Understanding the environmental and anthropogenic factors influencing the probability of occurrence of the marine parasitic species is fundamental for determining the circumstances under which they can act as bioindicators of environmental impact. The aim of this study was to determine whether physicochemical variables, polyaromatic hydrocarbons or sewage discharge affect the probability of occurrence of the larval cestode Oncomegas wageneri, which infects the shoal flounder, Syacium gunteri, in the southern Gulf of Mexico.
The study area included 162 sampling sites in the southern Gulf of Mexico and covered 288,205 km(2), where the benthic sediments, water and the shoal flounder individuals were collected. We used the boosted generalised additive models (boosted GAM) and the MaxEnt to examine the potential statistical relationships between the environmental variables (nutrients, contaminants and physicochemical variables from the water and sediments) and the probability of the occurrence of this parasite. The models were calibrated using all of the sampling sites (full area) with and without parasite occurrences (n = 162) and a polygon area that included sampling sites with a depth of 1500 m or less (n = 134).

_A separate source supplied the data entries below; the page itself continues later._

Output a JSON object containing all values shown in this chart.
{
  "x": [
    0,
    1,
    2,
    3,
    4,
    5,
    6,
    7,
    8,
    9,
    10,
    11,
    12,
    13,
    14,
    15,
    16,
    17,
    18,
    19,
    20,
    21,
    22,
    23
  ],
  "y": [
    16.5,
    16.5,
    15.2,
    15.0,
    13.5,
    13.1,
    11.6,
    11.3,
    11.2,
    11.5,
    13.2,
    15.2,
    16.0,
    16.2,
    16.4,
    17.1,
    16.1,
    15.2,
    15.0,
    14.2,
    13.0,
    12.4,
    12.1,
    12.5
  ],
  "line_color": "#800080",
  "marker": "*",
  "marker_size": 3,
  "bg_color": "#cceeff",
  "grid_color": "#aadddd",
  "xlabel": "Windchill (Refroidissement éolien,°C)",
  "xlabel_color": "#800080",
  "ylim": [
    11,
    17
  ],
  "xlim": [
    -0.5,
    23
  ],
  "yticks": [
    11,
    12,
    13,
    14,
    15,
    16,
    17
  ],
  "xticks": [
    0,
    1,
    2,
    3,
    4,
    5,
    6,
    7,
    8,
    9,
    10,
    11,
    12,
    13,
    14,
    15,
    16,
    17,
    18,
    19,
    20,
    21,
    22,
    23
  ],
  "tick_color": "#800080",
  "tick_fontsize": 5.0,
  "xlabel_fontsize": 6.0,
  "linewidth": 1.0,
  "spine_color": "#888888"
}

Oncomegas wageneri occurred at 29/162 sampling sites. The boosted GAM for the full area and the polygon area accurately predicted the probability of the occurrence of O. wageneri in the study area. By contrast, poor probabilities of occurrence were obtained with the MaxEnt models for the same areas. The variables with the highest frequencies of appearance in the models (proxies for the explained variability) were the polyaromatic hydrocarbons of high molecular weight (PAHH, 95 %), followed by a combination of nutrients, spatial variables and polyaromatic hydrocarbons of low molecular weight (PAHL, 5 %).
The contribution of the PAHH to the variability was explained by the fact that these compounds, together with N and P, are carried by rivers that discharge into the ocean, which enhances the growth of hydrocarbonoclastic bacteria and the productivity and number of the intermediate hosts. Our results suggest that sites with PAHL/PAHH ratio values up to 1.89 promote transmission based on the high values of the prevalence of O. wageneri in the study area. In contrast, PAHL/PAHH ratio values ≥ 1.90 can be considered harmful for the transmission stages of O. wageneri and its hosts (copepods, shrimps and shoal flounders). Overall, the results indicate that the PAHHs affect the probability of occurrence of this helminth parasite in the southern Gulf of Mexico.